The Benedictine monastery is easily recognizable thanks to the arch facing the street. Now part of the buildings has been given to the university.
This huge building is the Church of St. Nicholas (Chiesa di San Nicolò l'Arena), the largest church in Sicily. The church was repeatedly rebuilt, but was never completed due to lack of funds.
The church is part of the Beneditzine monastery complex.
Church of St. Francis of Assisi:
Monument to Giuseppe Benedetto Duzmet, Cardinal and Archbishop of Catania (1867-1894). To the left of the monument is a three-story building made of volcanic stone, built in the early 18th century.
This is Palazzo Gravina Cruyllas, where Vincenzo Bellini was born and spent his childhood and youth.
The most beautiful church on this street is San Benedetto. Another masterpiece by Vaccarini. But already the churches closed for a siesta and did not get inside.
The next church is St. Francisca Borgia (Chiesa di San Francesco Borgia):
From Via Crociferi we go down, picturesque streets descend.
We pass by the Terme della Rotonda - this is a preserved caldarium (part of the thermal baths), built in the 1st century AD. e. as a Roman bath, and in the Byzantine period it was rebuilt into the Church of the Virgin Mary.
Arrived at Villa Cherami, late 17th century:
Patio with a flower bed, palm trees and trees. A luxurious front staircase, enclosed in a stone balustrade, leads to the palace from it.

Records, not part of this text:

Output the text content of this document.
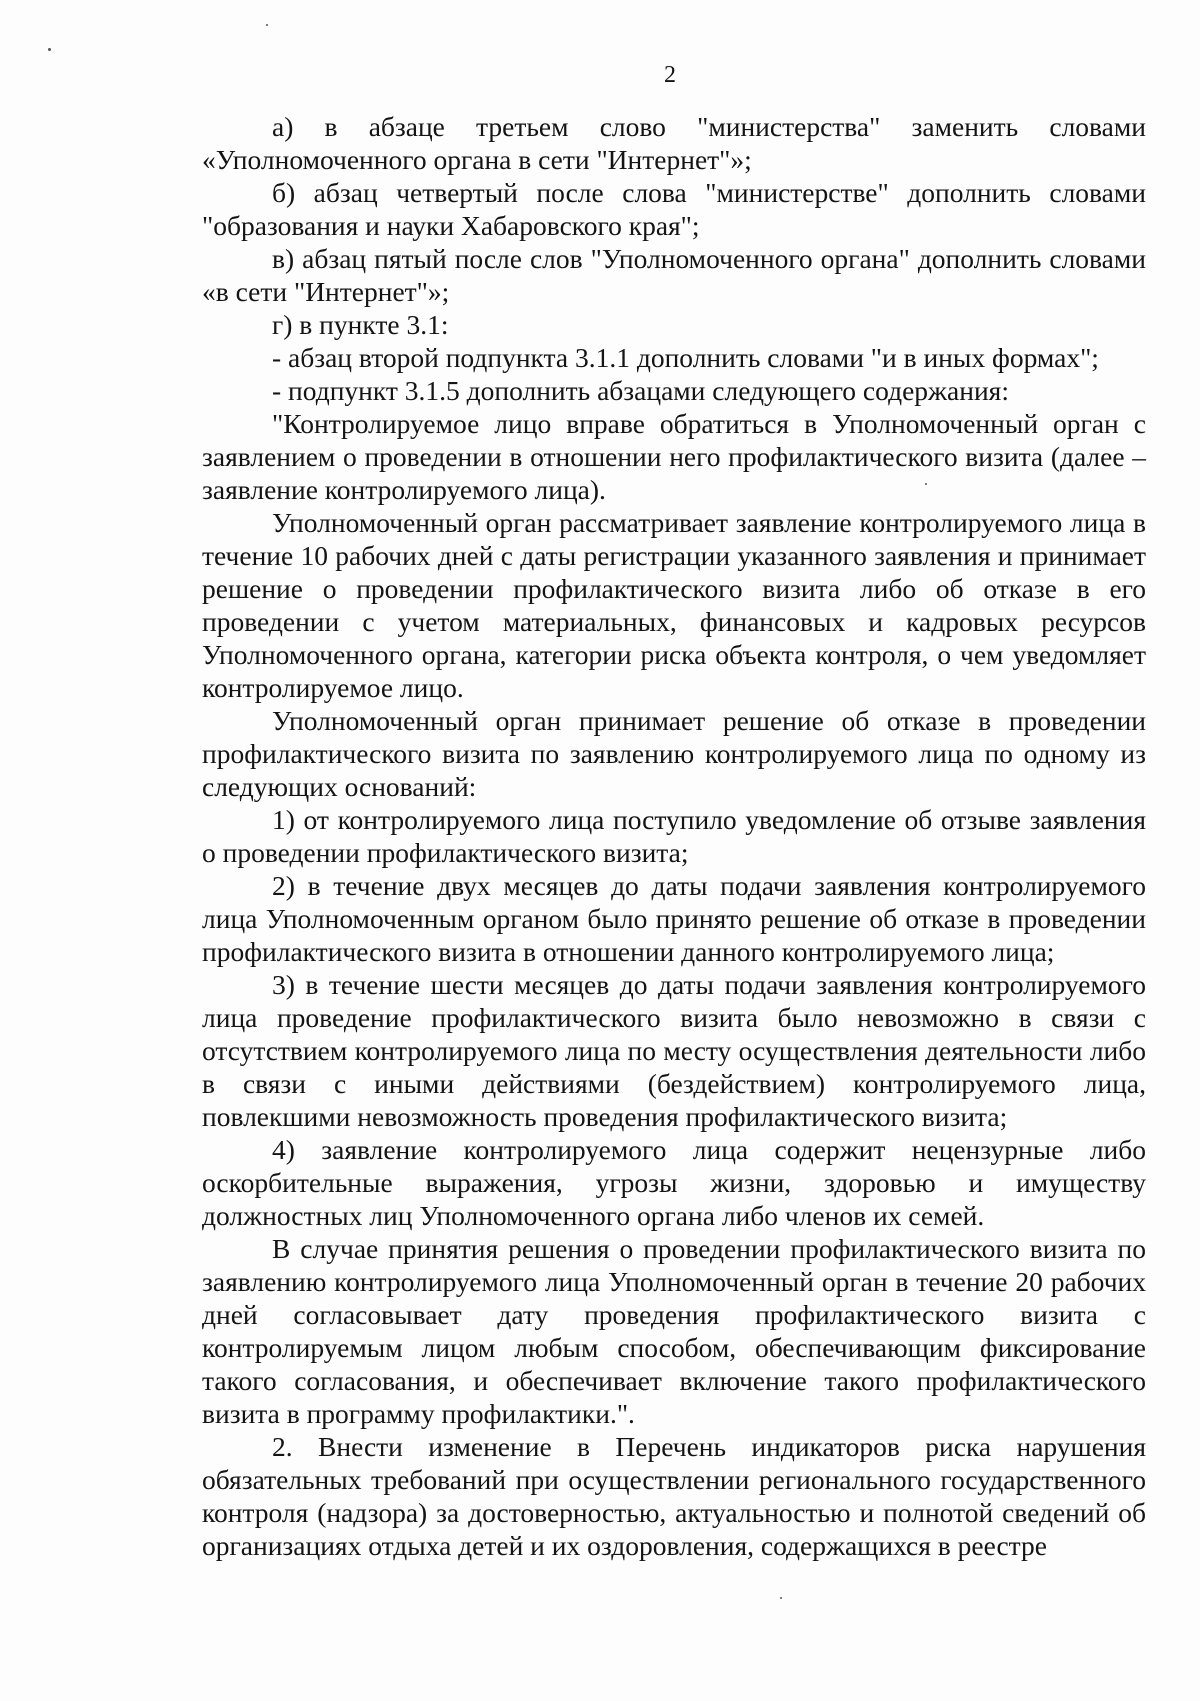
2

а) в абзаце третьем слово "министерства" заменить словами «Уполномоченного органа в сети "Интернет"»;

б) абзац четвертый после слова "министерстве" дополнить словами "образования и науки Хабаровского края";

в) абзац пятый после слов "Уполномоченного органа" дополнить словами «в сети "Интернет"»;

г) в пункте 3.1:

- абзац второй подпункта 3.1.1 дополнить словами "и в иных формах";

- подпункт 3.1.5 дополнить абзацами следующего содержания:

"Контролируемое лицо вправе обратиться в Уполномоченный орган с заявлением о проведении в отношении него профилактического визита (далее – заявление контролируемого лица).

Уполномоченный орган рассматривает заявление контролируемого лица в течение 10 рабочих дней с даты регистрации указанного заявления и принимает решение о проведении профилактического визита либо об отказе в его проведении с учетом материальных, финансовых и кадровых ресурсов Уполномоченного органа, категории риска объекта контроля, о чем уведомляет контролируемое лицо.

Уполномоченный орган принимает решение об отказе в проведении профилактического визита по заявлению контролируемого лица по одному из следующих оснований:

1) от контролируемого лица поступило уведомление об отзыве заявления о проведении профилактического визита;

2) в течение двух месяцев до даты подачи заявления контролируемого лица Уполномоченным органом было принято решение об отказе в проведении профилактического визита в отношении данного контролируемого лица;

3) в течение шести месяцев до даты подачи заявления контролируемого лица проведение профилактического визита было невозможно в связи с отсутствием контролируемого лица по месту осуществления деятельности либо в связи с иными действиями (бездействием) контролируемого лица, повлекшими невозможность проведения профилактического визита;

4) заявление контролируемого лица содержит нецензурные либо оскорбительные выражения, угрозы жизни, здоровью и имуществу должностных лиц Уполномоченного органа либо членов их семей.

В случае принятия решения о проведении профилактического визита по заявлению контролируемого лица Уполномоченный орган в течение 20 рабочих дней согласовывает дату проведения профилактического визита с контролируемым лицом любым способом, обеспечивающим фиксирование такого согласования, и обеспечивает включение такого профилактического визита в программу профилактики.".

2. Внести изменение в Перечень индикаторов риска нарушения обязательных требований при осуществлении регионального государственного контроля (надзора) за достоверностью, актуальностью и полнотой сведений об организациях отдыха детей и их оздоровления, содержащихся в реестре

The facade of the palace, also the work of Vaccarini:
Today, students of the Faculty of Law of the University of Catania study within the walls of the villa. Through the university you can go to the other side.

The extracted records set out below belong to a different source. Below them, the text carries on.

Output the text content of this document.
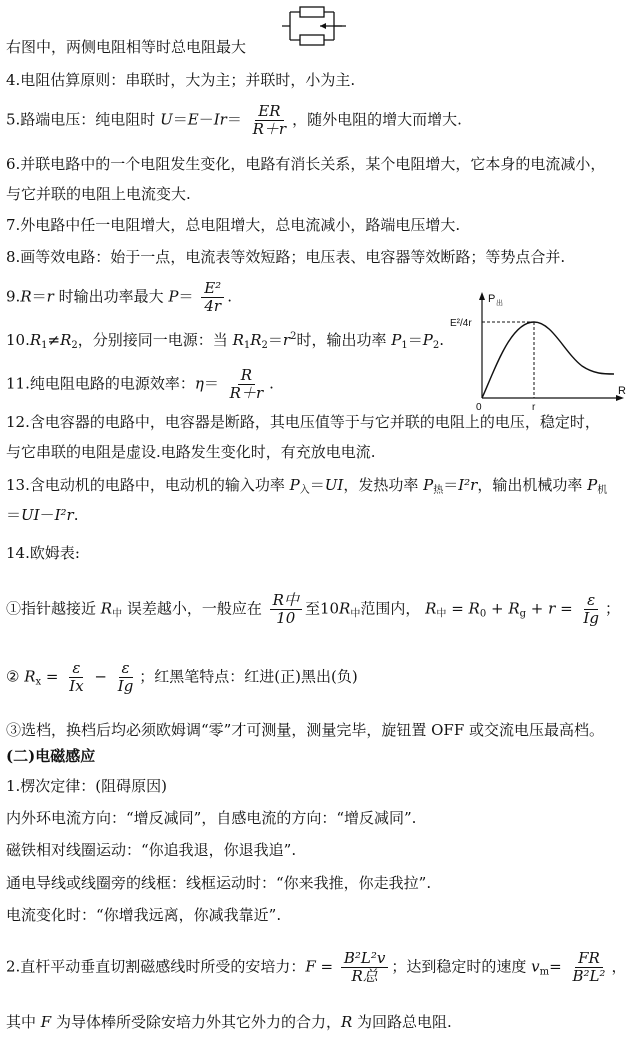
右图中，两侧电阻相等时总电阻最大
4.电阻估算原则：串联时，大为主；并联时，小为主.
5.路端电压：纯电阻时 $U=E-Ir= \frac{ER}{R+r}$ ，随外电阻的增大而增大.
6.并联电路中的一个电阻发生变化，电路有消长关系，某个电阻增大，它本身的电流减小，
与它并联的电阻上电流变大.
7.外电路中任一电阻增大，总电阻增大，总电流减小，路端电压增大.
8.画等效电路：始于一点，电流表等效短路；电压表、电容器等效断路；等势点合并.
9.R＝r 时输出功率最大 $P= \frac{\text{E²}}{4r}$ .
$10.R_1\ne R_2$，分别接同一电源：当 $R_1R_2=r^2$时，输出功率 $P_1=P_2$.
11.纯电阻电路的电源效率：$\eta= \frac{R}{R+r}$ .
P 出
R
E²/4r
0	r
12.含电容器的电路中，电容器是断路，其电压值等于与它并联的电阻上的电压，稳定时，
与它串联的电阻是虚设.电路发生变化时，有充放电电流.
13.含电动机的电路中，电动机的输入功率 $P_入=UI$，发热功率 $P_热=I^2r$，输出机械功率 $P_机$
＝UI－I²r.
14.欧姆表:
①指针越接近 $R_中$ 误差越小，一般应在 $\frac{\text{R中}}{10}$ 至$10R_中$范围内， $R_中 = R_0 + R_g + r = \frac{\varepsilon}{Ig}$ ；
② $R_x = \frac{\varepsilon}{Ix} - \frac{\varepsilon}{Ig}$ ；红黑笔特点：红进(正)黑出(负)
③选档，换档后均必须欧姆调“零”才可测量，测量完毕，旋钮置 OFF 或交流电压最高档。
(二)电磁感应
1.楞次定律：(阻碍原因)
内外环电流方向：“增反减同”，自感电流的方向：“增反减同”.
磁铁相对线圈运动：“你追我退，你退我追”.
通电导线或线圈旁的线框：线框运动时：“你来我推，你走我拉”.
电流变化时：“你增我远离，你减我靠近”.
2.直杆平动垂直切割磁感线时所受的安培力：$F = \frac{\text{B²L²v}}{\text{R总}}$ ；达到稳定时的速度 $v_m= \frac{FR}{\text{B²L²}}$ ，
其中 F 为导体棒所受除安培力外其它外力的合力，R 为回路总电阻.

In fact, we made a circle, reaching Stesikoro Square with the Bellini monument.
The ruins of a large amphitheater built in the 2nd century AD. e. , have been under a layer of volcanic ash for centuries. About a third of the structure has been excavated, most of which is still under the square and surrounding streets. Counts,
that the gray granite columns that adorn the nearby Church of St. Agatha in the Dungeon were taken from the first tier of the amphitheater.
The Church of Saint Agatha in the Dungeon (Chiesa Cattolica di Sant'Agata al Carcere) was closed for a siesta, built on the site of the prison where the saint languished. According to legend, the apostle Peter appeared to her and healed her wounds.
Nearby is the beautiful Tezzano Palace (Palazzo Tezzano) 1727
Behind the Stesicoro square, the city park is Villa Bellini (behind the square Stetsicoro). One of the few green spaces in Catania is located north of the historic center. The park originally belonged to the princes of Biscari and was located outside the city limits, its oldest part dates back to the 18th century.
We wandered around the Old Town
, this is the city opera house "Massimo Bellini" (1890), representing one of the architectural gems of Catania. The opera building was erected on Piazza Vincenzo Bellini, where there is a fountain with a sculptural composition of dolphins.
An almost pedestrian via Teatro Massimo leads to the theatre:
Biscari Palace in Sicily (Palazzo Biscari di Catania) is one of the most interesting architectural sights of the island. The palace is located near the Cathedral. This is a private castle, which still belongs to the descendants of the aristocratic Biscari family. It is far from always possible to get there, and there are no specific opening hours, although the building has a museum with a rich collection of archaeological antiquities. The tour is conducted by the owners of the palace themselves.
We were only able to enter the patio:
Then we decided that we had completed the program of visiting Catania, the inspection took even less time than we had originally planned, and at 18-00 we had already left for Giardini Naxos.